As bowlers, they couldn't be more different. Lyon's is a more classical yet muscular approach - strong shoulders, high arm, side-on, imparting revs and overspin. He relies on repetition, and subtle changes within, to wear batters down, or hold an end down to allow the rotation of the quick bowlers. Ashwin's skills are bountiful, as are his tricks. He can alter his grip, wrist position, run-up, delivery, and land, if he wished, six different deliveries in an over without sacrificing accuracy. For how his brain ticks, you can do no better than read this extraordinary interview on the Cricket Monthly a couple of weeks ago.
Together the two have kept the tradition of one of the game's oldest arts twinkling.
Racism: let's root out the hate from the game
In both hemispheres, cricket found itself confronting chapters of its murky past, and while old wounds of racial prejudice were laid bare, they also opened pathways for the future.
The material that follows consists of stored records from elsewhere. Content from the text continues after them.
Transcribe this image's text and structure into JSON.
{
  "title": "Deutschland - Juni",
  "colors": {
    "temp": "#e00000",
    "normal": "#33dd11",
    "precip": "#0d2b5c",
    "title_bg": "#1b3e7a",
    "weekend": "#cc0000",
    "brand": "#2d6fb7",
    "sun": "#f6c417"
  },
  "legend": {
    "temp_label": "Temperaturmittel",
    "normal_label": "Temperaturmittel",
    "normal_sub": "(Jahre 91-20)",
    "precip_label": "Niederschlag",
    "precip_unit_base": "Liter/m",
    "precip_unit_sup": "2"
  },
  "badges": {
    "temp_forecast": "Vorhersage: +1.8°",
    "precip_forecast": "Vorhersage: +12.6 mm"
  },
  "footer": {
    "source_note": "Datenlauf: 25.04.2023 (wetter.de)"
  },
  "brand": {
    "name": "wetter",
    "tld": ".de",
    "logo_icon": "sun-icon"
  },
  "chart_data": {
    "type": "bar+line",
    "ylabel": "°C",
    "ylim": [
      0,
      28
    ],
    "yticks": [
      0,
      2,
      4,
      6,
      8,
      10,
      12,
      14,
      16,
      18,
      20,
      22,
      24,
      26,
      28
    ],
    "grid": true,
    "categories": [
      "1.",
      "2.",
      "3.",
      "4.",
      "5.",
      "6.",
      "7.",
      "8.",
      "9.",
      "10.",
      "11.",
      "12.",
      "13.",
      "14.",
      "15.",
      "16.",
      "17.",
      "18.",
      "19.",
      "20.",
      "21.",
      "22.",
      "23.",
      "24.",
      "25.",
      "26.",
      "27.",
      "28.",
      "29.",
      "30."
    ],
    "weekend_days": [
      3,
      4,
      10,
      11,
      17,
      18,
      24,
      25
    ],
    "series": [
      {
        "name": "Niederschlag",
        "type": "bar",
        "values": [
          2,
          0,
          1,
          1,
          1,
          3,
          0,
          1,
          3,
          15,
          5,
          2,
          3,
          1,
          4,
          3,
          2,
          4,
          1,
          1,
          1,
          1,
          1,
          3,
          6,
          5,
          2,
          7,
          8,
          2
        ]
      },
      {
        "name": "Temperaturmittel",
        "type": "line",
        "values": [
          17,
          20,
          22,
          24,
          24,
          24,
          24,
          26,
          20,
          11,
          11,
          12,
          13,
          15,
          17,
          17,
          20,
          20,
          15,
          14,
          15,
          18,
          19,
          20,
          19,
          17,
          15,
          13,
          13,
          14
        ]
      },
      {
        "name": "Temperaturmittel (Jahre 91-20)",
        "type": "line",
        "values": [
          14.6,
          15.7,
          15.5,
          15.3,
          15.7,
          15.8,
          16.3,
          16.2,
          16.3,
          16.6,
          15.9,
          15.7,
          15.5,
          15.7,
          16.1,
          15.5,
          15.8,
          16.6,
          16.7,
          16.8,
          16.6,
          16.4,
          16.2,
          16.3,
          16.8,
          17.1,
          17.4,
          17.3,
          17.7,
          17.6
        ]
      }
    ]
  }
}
The Social Justice and Nation Building hearings instituted by Cricket South Africa raised the lid on three decades of pent-up anguish and anger from players of colour, who felt disadvantaged, discriminated against and made fun of in team environments in the post-apartheid era. Up in Yorkshire, Azeem Rafiq, who could have been a symbol of the county's assimilation of its minorities after a chequered history, instead became a whistle-blower describing both institutional and casual racism at the club.
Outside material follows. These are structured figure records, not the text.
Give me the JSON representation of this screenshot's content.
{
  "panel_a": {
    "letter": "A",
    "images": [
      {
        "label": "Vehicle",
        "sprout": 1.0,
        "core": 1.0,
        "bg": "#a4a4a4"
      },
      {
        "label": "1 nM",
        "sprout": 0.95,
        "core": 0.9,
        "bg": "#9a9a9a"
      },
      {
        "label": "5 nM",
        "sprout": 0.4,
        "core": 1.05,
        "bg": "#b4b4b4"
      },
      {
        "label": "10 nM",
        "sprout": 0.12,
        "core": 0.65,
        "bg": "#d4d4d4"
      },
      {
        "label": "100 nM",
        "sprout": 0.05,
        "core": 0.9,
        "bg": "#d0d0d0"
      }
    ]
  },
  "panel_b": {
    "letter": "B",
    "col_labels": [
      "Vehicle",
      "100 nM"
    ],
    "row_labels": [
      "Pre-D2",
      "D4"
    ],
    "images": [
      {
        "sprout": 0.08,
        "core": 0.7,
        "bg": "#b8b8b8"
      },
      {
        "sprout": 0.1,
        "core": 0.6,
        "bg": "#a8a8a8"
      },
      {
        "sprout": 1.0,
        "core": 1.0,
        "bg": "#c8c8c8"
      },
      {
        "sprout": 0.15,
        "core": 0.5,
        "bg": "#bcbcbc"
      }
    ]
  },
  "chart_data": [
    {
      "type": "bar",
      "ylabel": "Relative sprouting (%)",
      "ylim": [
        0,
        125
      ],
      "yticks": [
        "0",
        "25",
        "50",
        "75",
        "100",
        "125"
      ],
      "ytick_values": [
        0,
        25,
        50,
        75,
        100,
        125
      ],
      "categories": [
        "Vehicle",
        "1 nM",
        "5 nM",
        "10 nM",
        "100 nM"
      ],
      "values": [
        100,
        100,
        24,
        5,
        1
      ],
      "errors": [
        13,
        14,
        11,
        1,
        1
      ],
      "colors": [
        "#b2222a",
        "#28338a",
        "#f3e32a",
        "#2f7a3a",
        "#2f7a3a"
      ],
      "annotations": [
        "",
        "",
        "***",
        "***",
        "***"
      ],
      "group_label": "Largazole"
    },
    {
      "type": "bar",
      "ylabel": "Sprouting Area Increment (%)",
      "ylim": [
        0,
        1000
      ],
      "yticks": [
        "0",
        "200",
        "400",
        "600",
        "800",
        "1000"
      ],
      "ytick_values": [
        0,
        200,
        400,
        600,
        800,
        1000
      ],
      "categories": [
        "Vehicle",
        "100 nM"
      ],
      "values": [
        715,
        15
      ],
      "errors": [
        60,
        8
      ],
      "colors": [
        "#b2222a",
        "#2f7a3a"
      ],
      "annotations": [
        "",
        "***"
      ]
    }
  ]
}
Yorkshire and South Africa are thousands of miles apart, and their immediate histories don't bear comparison, but a common thread between the experiences of Rafiq and the black South African players was of callous disrespect. Pouring wine down the throat of a team-mate who might be a non-drinker on religious grounds, or a team song with the words brown s**t in a country trying to heal from the scars of a racist past can't be explained away as team rituals gone a bit rogue. These acts are nothing less than downright malicious: how can you not see how they degrade and humiliate?
But as Michael Holding, who has devoted a good part of the last three years to shining a light on racial inequalities, has said: it's not that cricket has a problem; it's society, of which cricket is a part, that has a problem. But luckily, cricket, and indeed all sports, can do something about it. Enlightenment and change are easier to manage in a contained arena than in society at large. Culture can't be codified but it can be bred.
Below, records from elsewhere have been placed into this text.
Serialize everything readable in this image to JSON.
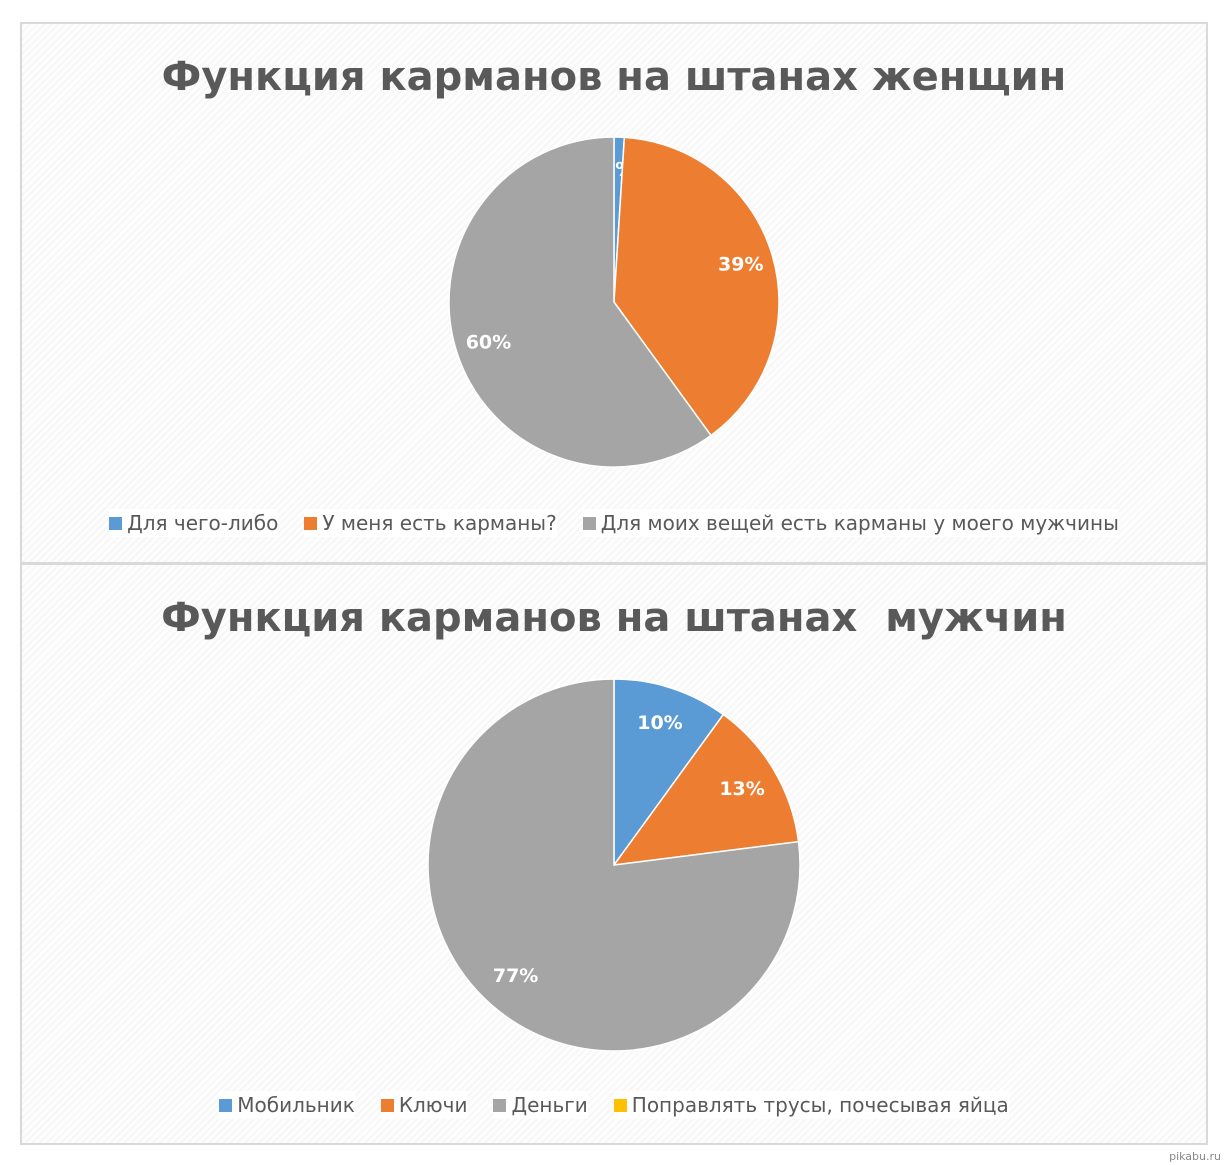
{
  "chart_data": [
    {
      "type": "pie",
      "title": "Функция карманов на штанах женщин",
      "labels": [
        "Для чего-либо",
        "У меня есть карманы?",
        "Для моих вещей есть карманы у моего мужчины"
      ],
      "values": [
        1,
        39,
        60
      ],
      "data_labels": [
        "1%",
        "39%",
        "60%"
      ],
      "colors": [
        "#5b9bd5",
        "#ed7d31",
        "#a5a5a5"
      ],
      "legend": "bottom"
    },
    {
      "type": "pie",
      "title": "Функция карманов на штанах  мужчин",
      "labels": [
        "Мобильник",
        "Ключи",
        "Деньги",
        "Поправлять трусы, почесывая яйца"
      ],
      "values": [
        10,
        13,
        77,
        0
      ],
      "data_labels": [
        "10%",
        "13%",
        "77%",
        ""
      ],
      "colors": [
        "#5b9bd5",
        "#ed7d31",
        "#a5a5a5",
        "#ffc000"
      ],
      "legend": "bottom"
    }
  ],
  "watermark": "pikabu.ru"
}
To that end, the revelations in South Africa, Yorkshire and elsewhere, however painful, should be seen as necessary steps towards transformation. And while the commitment to basic decency must be unflinching, absolute and visible, forgiveness is essential too. Those who recognise their mistakes must be given the chances to make amends.
Blame it on woke movements (or would you rather be sleeping in the fog of ignorance?), all workplaces, particularly high-profile ones like sports environments, seem to be moving the right way: there is greater awareness about what constitutes offensive behaviour, and there is greater fear of reprisal. It's hard to imagine Ollie Robinson, who served a ban for his culturally offensive social-media posts while he was a teenager, repeating his mistakes. And it's inevitable that others will learn from example.